Hi, my name is Kenneth Ngwira Mkandawire and I am 13 years old. I reside in Lilongwe, Malawi, after relocating from Mzuzu (which is about 279 kilometers from Lilongwe), the northern part of Malawi, to access health services. I am courageously battling kidney failure.

My journey began in 2021, when I went from a healthy childhood to a life filled with health challenges. My symptoms—body pain, vomiting, and facial and body swelling—prompted my father to seek medical assistance. This quest led us through different hospitals before I was finally diagnosed with kidney failure at Kamuzu Central Hospital. I am sharing my story because it shows the urgent need for equitable access to healthcare and support for children living with NCDs in Malawi. Every child, no matter their circumstance, deserves this.

Visual Diary

29 January 2024

My diagnosis

My journey with kidney failure started at Kamuzu Central Hospital, where I experienced six challenging months in the paediatric department. As I was 12 at the time, I was placed in the paediatric ward. My condition started with severe symptoms such as body pain, swelling, and vomiting. Initially, I relied on oxygen to alleviate shortness of breath, but eventually transitioned to dialysis therapy, which became a cornerstone of my life. This time was very painful. I was confined to bed full-time and unable to eat until the initiation of dialysis, which greatly improved my health.


A photograph capturing the exterior view of Kamuzu Central Hospital, a bustling institution in Lilongwe, Malawi.

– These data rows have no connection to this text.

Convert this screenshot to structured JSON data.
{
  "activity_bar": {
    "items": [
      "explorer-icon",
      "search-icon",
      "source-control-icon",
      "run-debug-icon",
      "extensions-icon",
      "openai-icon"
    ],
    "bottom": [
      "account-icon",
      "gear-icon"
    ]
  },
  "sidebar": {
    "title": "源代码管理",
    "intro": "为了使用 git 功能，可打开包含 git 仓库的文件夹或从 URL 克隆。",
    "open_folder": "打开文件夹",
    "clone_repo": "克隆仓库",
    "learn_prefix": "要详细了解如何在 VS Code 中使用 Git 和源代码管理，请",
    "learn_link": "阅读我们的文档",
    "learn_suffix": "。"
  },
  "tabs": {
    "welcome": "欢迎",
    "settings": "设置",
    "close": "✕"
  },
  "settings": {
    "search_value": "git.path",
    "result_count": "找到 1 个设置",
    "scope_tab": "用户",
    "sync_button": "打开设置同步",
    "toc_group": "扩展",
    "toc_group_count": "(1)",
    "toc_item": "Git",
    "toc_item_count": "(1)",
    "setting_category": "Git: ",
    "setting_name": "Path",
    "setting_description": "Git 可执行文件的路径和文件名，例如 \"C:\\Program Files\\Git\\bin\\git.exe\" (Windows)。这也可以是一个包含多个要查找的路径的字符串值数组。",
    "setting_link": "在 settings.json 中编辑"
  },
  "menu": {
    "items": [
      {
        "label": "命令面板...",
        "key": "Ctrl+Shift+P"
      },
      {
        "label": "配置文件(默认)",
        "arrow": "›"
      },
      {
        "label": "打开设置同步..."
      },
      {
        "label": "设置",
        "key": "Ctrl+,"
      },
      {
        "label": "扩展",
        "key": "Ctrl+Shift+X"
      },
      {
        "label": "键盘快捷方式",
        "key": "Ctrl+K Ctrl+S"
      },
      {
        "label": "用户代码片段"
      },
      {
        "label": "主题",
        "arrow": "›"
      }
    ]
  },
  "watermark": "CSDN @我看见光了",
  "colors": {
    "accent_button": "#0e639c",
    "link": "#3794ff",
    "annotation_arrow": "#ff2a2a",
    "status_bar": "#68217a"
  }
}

The image showcases part of the hospital building, a place that holds immense significance in Kenneth's struggle and journey with kidney failure.

Visual Diary

29 January 2024

My NCD care journey

When I found out I was sick, everything changed. I spent a lot of time at the hospital getting treatment. Because of this, I couldn't go to school like I used to. In Malawi, we don't have special dialysis machines for children. The doctors thought about using a treatment called peritoneal dialysis, but there's still a chance of getting an infection with this treatment. Instead, I use hemodialysis for my treatment. I have a catheter in my chest which helps me with my treatment. Having small veins makes it tricky for the doctors to fix the AV fistula – we don’t have special doctors for this in our country. I also had to choose between going to school and having treatment to stay healthy.


Waiting at Kamuzu Central Hospital after a dialysis session, preparing for my 11km journey back home.

Visual Diary

29 January 2024

Challenges living with NCDs

The physical complications of renal failure are only part of the story. We are fortunate that dialysis is free of charge but my father, a watchman, struggles with a poor wage, making it difficult to pay for medicine and transportation to and from appointments. There are many children living with NCDs in my country whose parents experience similar financial challenges. Transportation to the dialysis unit and obtaining necessary medications such as calcium and calcitriol are big challenges, especially for children that live in rural areas.


Kamuzu central Hospital Dialysis unit where I do my dialysis every Tuesday and Friday.

Visual Diary

29 January 2024

My support system

Where I live, many children have diseases, but they can't always get the medicine they need. Some have asthma, like my friend. He has a tough time getting the right medicine and inhalers because they are usually out of stock at the clinic, and even when they are available they are very expensive. There's another friend who battles with kidney failure and he struggles to get healthcare too. It is tough for his dad to get the money needed for his medicine. Sometimes, they have trouble getting to the hospital because they don't have enough money for transport. In the countryside, it's even harder because there aren't many doctors, and it costs a lot to get better. We want every kid, no matter where they live or what's wrong with them, to get the help they need.


At Area 23 depot, beginning the 11 km journey to Kamuzu Central Hospital.

Visual Diary

29 January 2024

A call to action

Myself and lots of other children who have kidney problems or other sicknesses really need things to get better. I want people who make decisions in Malawi to help. We need more doctors and nurses to keep hospitals open longer so we can go after school. Children living in the countryside should also have access to good healthcare.

It's important that everyone can afford the medicine and special food they need. We really need treatment suitable for children to help us get better.


This is a photo of me with my father and my brother. Their unwavering support is integral to my healthcare and advocacy journey, guiding me through sharing my lived experiences and calls for change.

NCD Diaries

My NCD Diary shows the silent struggle of children like me facing health inequities. Equity in healthcare means every child, regardless of their background, deserves access to quality treatment and support to battle NCDs.

Kenneth Ngwira Mkandawire, lived experience of chronic kidney disease, Malawi


The NCD Diaries use rich and immersive multimedia approaches to share lived experiences to drive change, using a public narrative framework.